Lo que años antes nos parecía imposible, se había dado: ya no nos amábamos. O yo había dejado de amarla, quizás sea lo más cercano a la verdad. Sí, es posible que ella al menos me siguiera queriendo. De hecho, nunca rehízo una relación de pareja.

¿Por qué dejé de amarla? Por una serie de factores, como pasa siempre. Pequeñas cosas que se van dando, que molestan poco pero que provocan heridas a las que no damos importancia pero que un día aparecen abiertas y sangrantes, convertidas en rencor.

No, con mi otro hijo, Daniel, fue diferente. Cuando vine la primera vez, en 1997, hablamos claro. Desde tiempo antes estábamos en contacto, siempre por cartas, y nuestras viejas diferencias quedaron zanjadas. Sí, luego surgieron otras diferencias, cuando en 2013 yo decidí romper mi silencio y aparecer públicamente. Más adelante hablaremos de eso.

Mis primeros recuerdos son más o menos de 1940. Digo recuerdos, aunque a veces me parecen ensoñaciones, porque con el paso del tiempo los recuerdos también se modifican. Puedo fijar la fecha porque un año antes nació mi hermano Juan Carlos a quien todos llamamos y seguimos llamando Pancho y lo veo gateando por la vieja casa de la calle Carabela (2), cercana al Boulevard, disputándose los juguetes, que siempre conseguía quitarme ya que ante mi negativa a entregarlos empleaba la vieja táctica de llorar a gritos, lo que invariablemente provocaba la intervención de Mamá, que siempre estaba de su lado. “Tenés que dárselos”, me decía Mamá; “él es más chico que vos”.

El ser mayor me fue moldeando. De chico no te das cuenta de nada, solo sentís que tu madre tiene más consideración con tu hermano porque es menor que vos, pero tampoco sos demasiado consciente de eso. Pasados los años, demasiados como para intentar ponerle remedio, te das cuenta, o yo me di cuenta, que desde niño aprendí a dar cosas que eran mías o qué me importaban, nada más que porque otro me las pedía o yo sentía que el otro las necesitaba. Sí, tenés razón, eso me fue haciendo generoso, desprendido o aprendí a que nada me pertenecía totalmente, que no me podían pertenecer, porque era el hermano mayor.

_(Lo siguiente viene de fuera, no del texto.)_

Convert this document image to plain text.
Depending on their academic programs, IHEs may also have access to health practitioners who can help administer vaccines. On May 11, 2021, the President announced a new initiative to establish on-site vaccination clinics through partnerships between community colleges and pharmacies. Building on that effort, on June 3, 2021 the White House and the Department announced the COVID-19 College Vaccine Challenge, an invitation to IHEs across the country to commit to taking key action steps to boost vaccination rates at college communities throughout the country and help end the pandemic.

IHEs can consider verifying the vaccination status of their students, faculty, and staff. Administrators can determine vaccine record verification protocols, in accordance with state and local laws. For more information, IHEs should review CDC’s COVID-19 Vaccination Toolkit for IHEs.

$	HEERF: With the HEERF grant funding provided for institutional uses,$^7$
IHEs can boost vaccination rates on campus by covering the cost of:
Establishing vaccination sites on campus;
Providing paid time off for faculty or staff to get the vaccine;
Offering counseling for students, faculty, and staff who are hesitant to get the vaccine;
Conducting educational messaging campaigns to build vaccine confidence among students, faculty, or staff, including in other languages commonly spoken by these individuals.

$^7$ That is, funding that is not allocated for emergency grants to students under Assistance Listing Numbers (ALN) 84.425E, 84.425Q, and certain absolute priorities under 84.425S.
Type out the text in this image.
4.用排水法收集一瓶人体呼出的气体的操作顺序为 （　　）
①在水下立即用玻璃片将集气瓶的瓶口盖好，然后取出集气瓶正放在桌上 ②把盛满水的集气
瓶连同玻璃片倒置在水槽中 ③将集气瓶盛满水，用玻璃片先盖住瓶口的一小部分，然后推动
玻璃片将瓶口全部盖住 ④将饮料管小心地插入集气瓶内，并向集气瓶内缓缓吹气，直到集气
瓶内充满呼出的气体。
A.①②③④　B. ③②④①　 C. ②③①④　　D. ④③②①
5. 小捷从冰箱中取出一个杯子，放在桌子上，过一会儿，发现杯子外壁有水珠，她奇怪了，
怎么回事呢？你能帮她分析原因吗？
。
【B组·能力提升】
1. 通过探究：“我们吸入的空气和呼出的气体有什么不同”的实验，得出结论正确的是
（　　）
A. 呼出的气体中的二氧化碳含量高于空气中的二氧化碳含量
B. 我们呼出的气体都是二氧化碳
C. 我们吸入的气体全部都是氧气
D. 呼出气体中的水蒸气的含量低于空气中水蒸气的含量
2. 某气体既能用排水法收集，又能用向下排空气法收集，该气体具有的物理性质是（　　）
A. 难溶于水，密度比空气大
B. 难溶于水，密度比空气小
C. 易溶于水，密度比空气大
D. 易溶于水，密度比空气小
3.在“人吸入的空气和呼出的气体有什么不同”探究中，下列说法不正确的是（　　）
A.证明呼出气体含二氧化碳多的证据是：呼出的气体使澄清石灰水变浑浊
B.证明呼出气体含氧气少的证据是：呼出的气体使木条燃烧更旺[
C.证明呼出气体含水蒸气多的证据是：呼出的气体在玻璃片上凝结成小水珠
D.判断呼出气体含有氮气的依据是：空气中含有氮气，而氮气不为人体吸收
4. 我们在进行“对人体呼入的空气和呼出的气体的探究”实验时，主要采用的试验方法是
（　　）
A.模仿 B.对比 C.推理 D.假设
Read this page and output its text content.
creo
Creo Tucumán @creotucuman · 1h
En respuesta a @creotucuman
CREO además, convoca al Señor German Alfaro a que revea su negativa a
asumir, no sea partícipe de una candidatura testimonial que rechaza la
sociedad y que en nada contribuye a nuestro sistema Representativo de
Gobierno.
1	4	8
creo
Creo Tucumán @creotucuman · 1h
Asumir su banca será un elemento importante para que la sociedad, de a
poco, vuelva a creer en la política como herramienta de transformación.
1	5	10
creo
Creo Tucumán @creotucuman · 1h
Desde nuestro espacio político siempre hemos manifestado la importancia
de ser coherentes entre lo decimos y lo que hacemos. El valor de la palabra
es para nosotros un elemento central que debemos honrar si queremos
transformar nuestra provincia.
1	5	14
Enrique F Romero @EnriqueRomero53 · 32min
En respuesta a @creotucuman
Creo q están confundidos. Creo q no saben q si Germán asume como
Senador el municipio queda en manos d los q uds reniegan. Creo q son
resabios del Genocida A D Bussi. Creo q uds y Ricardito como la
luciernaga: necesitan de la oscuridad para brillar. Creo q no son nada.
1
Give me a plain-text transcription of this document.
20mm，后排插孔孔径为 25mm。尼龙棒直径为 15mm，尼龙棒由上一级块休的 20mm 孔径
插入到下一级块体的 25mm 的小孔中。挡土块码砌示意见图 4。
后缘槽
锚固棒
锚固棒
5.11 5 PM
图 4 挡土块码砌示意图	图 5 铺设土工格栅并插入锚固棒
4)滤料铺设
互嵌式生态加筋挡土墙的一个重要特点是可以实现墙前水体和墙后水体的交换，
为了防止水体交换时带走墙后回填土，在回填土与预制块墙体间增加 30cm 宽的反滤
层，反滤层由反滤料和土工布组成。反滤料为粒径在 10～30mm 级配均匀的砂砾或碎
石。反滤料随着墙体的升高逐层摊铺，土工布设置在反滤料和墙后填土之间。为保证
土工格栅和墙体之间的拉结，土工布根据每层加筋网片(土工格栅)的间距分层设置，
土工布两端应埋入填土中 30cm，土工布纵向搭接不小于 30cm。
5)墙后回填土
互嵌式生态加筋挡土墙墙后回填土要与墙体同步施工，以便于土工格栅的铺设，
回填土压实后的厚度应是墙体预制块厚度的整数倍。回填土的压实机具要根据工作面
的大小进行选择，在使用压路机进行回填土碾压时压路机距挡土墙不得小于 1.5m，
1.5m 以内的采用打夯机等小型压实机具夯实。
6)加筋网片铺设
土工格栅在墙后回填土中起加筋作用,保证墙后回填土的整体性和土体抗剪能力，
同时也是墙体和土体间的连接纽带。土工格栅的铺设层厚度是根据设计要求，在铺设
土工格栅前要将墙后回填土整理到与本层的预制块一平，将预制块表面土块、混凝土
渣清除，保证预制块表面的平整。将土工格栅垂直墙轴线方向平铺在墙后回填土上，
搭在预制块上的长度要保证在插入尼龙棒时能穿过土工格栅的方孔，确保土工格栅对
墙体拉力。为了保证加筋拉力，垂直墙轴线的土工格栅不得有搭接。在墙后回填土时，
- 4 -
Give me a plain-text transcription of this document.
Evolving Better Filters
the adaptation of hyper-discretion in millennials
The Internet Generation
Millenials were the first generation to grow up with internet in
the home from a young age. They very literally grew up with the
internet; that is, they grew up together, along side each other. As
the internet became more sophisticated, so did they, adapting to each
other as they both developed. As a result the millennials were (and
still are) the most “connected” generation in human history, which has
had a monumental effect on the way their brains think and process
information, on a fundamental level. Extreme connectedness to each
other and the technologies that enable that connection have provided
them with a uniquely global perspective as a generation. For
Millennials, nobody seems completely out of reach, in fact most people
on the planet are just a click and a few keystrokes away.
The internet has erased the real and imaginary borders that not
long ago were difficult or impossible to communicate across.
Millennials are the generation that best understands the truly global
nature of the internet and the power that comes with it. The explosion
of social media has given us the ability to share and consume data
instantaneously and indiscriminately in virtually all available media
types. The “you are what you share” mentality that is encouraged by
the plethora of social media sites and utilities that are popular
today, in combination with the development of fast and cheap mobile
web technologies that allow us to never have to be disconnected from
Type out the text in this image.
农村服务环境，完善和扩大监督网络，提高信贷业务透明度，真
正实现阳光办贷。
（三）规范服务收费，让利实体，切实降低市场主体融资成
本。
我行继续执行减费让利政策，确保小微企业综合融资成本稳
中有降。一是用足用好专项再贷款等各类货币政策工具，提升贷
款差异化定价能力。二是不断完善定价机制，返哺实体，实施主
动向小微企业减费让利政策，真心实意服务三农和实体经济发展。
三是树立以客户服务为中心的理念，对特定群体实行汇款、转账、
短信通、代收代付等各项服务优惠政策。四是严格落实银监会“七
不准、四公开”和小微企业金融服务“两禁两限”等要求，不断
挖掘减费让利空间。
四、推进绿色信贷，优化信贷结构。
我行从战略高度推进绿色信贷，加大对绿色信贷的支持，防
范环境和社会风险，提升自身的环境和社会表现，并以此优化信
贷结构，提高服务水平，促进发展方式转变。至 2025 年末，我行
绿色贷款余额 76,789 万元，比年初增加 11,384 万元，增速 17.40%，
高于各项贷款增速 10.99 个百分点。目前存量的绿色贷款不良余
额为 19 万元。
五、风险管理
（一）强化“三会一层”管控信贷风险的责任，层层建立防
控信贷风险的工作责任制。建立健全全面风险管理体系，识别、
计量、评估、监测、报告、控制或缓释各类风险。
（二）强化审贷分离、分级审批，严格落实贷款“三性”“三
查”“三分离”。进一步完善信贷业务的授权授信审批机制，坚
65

Con la llegada de los nuevos hermanos fueron aumentando las responsabilidades que Mamá me fue adjudicando y ya no solo debía complacerlos sino que también fue necesario cuidarlos, protegerlos. Cuando nació Dafne, la mayor de mis tres hermanas yo tenía seis años, ayudaba a Mamá en tareas de la casa y tenía tres hermanos a mi cargo, ya que desde el nacimiento de Miguel, el tercero de los hijos varones, nuestra madre padeció unos malestares que la mantenían en cama muchas horas al día.

No, no recuerdo haber jugado con ella jamás. Sin embargo, recuerdo las tardes en la cocina, secando los platos que mi madre iba lavando mientras escuchábamos a Isolina Núñez (3). Mi madre era muy joven; se casó con 21 años y mi padre tenía 23. Aunque nunca lo hablamos, su niñez no debió ser ni fácil ni placentera. ¿Por qué lo pienso? Porque mi abuelo nunca tuvo una relación familiar satisfactoria para nadie. Al menos es lo que mis tías me han dicho, y algo también mi abuela. Mi madre nunca nos habló de la relación con su padre, pero hace un tiempo, a raíz del fallecimiento de la tía Haydee, la última de nuestras tías Pérez, se encontró una carta de mi madre, dirigida a mi padre cuando todavía eran novios, en la que ella le cuenta una discusión mantenida con el suyo, porque éste le decía que mi padre nunca se iba a casar, que se estaba burlando de ella. En esa carta a Mamá se la siente desvalida y angustiada.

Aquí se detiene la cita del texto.